Rafe Blackhorse is a former agent of a super secret government agency answerable only to the President. He quit after his wife and unborn child were killed as a result of a botched mission. Although he was a legend in his own time, he now relies on his low rent bounty hunting business to make a living.
Meg Kavanaugh, on the other hand, is a feisty cyber gnome working for the same agency. Her aspiration is to be a field agent. She has completed only one month of the arduous training courses, yet she is pursuing a deadly killer she unearthed through computer research. Her goal is to bring her brother’s killer to justice.
They first meet in a sleazy bar. Meg is with the contact she plans to take in and turn as a government witness. Rafe is there because someone has hired him to deliver the witness. All bets are off when a third party attempts to kill the witness.
Fast forward…Rafe is on his lonely mountain, grieving for his wife and estranged from his family, when his old boss appears. Since Rafe blames him for his wife’s death, it is not a friendly meeting. Rafe does learn that Meg is missing and the agency is looking for her.
Meg shows up amidst people shooting at her, and later at both of them. She claims to have found a link between her brother’s death and Rafe’s wife’s death.

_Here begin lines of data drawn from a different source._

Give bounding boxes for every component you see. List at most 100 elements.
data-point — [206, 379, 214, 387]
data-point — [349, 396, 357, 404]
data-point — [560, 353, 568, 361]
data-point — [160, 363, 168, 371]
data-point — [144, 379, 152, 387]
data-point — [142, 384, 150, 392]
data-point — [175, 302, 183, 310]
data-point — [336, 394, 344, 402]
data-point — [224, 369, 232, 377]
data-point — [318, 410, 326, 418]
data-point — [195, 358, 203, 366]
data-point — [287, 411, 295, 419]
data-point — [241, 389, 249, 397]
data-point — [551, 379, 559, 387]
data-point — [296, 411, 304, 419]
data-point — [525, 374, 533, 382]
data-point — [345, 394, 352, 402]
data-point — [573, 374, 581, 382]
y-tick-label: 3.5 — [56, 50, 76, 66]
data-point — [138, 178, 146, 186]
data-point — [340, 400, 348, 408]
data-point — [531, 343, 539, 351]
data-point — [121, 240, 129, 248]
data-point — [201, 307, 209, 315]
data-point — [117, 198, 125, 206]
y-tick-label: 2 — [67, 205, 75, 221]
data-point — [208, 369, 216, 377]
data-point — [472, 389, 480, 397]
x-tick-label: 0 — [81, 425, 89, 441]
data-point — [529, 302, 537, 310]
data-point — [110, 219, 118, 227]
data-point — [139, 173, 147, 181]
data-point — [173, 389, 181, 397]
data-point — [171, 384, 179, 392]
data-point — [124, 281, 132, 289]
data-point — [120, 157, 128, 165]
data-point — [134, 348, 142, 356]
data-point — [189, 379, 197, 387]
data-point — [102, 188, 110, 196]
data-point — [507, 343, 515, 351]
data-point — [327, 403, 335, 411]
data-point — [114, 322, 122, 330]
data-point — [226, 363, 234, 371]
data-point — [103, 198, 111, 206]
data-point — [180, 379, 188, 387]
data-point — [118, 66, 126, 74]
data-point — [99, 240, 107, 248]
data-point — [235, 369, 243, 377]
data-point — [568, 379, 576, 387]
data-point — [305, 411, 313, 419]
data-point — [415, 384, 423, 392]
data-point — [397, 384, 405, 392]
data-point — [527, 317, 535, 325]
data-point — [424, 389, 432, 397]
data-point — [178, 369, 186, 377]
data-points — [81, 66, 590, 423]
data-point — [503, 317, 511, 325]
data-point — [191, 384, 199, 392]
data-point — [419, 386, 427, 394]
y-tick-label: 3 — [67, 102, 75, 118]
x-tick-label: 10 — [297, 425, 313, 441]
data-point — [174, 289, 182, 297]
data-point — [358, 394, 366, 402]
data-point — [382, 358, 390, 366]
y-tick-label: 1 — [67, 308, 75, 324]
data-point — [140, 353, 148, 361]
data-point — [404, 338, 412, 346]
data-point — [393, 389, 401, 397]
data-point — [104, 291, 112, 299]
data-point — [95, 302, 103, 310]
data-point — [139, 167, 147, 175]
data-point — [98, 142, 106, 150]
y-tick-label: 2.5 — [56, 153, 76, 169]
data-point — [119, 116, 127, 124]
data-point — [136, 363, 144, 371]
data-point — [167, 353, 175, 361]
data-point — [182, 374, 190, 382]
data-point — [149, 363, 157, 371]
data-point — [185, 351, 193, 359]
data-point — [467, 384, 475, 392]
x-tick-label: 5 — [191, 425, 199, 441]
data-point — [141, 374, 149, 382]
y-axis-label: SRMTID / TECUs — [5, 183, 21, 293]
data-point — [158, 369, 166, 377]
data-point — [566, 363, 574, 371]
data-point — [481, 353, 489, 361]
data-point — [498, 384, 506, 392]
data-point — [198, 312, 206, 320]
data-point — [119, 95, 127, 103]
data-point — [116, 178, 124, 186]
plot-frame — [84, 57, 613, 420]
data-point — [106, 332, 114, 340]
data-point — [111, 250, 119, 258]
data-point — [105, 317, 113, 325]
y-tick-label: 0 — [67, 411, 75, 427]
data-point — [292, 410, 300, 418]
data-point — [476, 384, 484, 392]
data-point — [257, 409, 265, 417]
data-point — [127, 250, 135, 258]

There is an instant attraction between Rafe, who is sensitive about his Native American heritage, and Irish Meg. There is an unexpected injection of humor during these parts that is very well done.

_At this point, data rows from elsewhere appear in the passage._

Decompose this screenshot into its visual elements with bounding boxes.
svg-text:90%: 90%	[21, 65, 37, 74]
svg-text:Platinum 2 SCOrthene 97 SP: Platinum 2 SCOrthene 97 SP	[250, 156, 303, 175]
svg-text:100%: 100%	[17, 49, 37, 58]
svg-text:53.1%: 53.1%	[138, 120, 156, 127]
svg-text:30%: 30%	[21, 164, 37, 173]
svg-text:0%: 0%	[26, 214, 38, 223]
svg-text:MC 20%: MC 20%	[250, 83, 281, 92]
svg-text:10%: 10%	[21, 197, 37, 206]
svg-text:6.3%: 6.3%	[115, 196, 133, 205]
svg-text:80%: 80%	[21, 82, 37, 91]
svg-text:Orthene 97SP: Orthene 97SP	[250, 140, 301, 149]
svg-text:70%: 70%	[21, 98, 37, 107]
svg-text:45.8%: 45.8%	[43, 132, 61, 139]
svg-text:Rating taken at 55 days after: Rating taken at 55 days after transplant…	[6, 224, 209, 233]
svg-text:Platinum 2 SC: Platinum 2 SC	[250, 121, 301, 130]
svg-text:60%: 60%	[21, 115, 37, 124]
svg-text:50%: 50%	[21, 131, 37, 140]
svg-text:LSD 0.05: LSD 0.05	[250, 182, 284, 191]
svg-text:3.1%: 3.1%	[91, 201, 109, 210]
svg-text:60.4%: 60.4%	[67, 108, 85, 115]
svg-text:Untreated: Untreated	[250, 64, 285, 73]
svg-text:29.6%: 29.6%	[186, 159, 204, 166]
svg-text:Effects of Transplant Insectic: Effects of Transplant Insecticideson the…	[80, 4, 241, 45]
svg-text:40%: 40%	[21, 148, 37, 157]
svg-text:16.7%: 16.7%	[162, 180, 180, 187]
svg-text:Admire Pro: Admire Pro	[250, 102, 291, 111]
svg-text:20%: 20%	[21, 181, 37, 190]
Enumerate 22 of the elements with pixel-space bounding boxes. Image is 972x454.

Rafe’s personality is defined by his thought processes, while Meg’s personality s defined by her impulsive, nonstop actions. When the point of view shifts, it is sometimes jarring to flip between these diverse mindsets. In addition, the plot is complicated enough without adding Rafe’s family conflicts. There were not enough pages in the book for the author to realistically resolve them all.
The most forceful part of the book is the steamy romance. Although there are far too many issues and not enough time to cover them, the love story didn’t suffer from all these conflicts.
If you have never read Naomi Horton, my suggestion is to start with Wild Blood, the first book in this series. It is a far better indication of the author’s talent.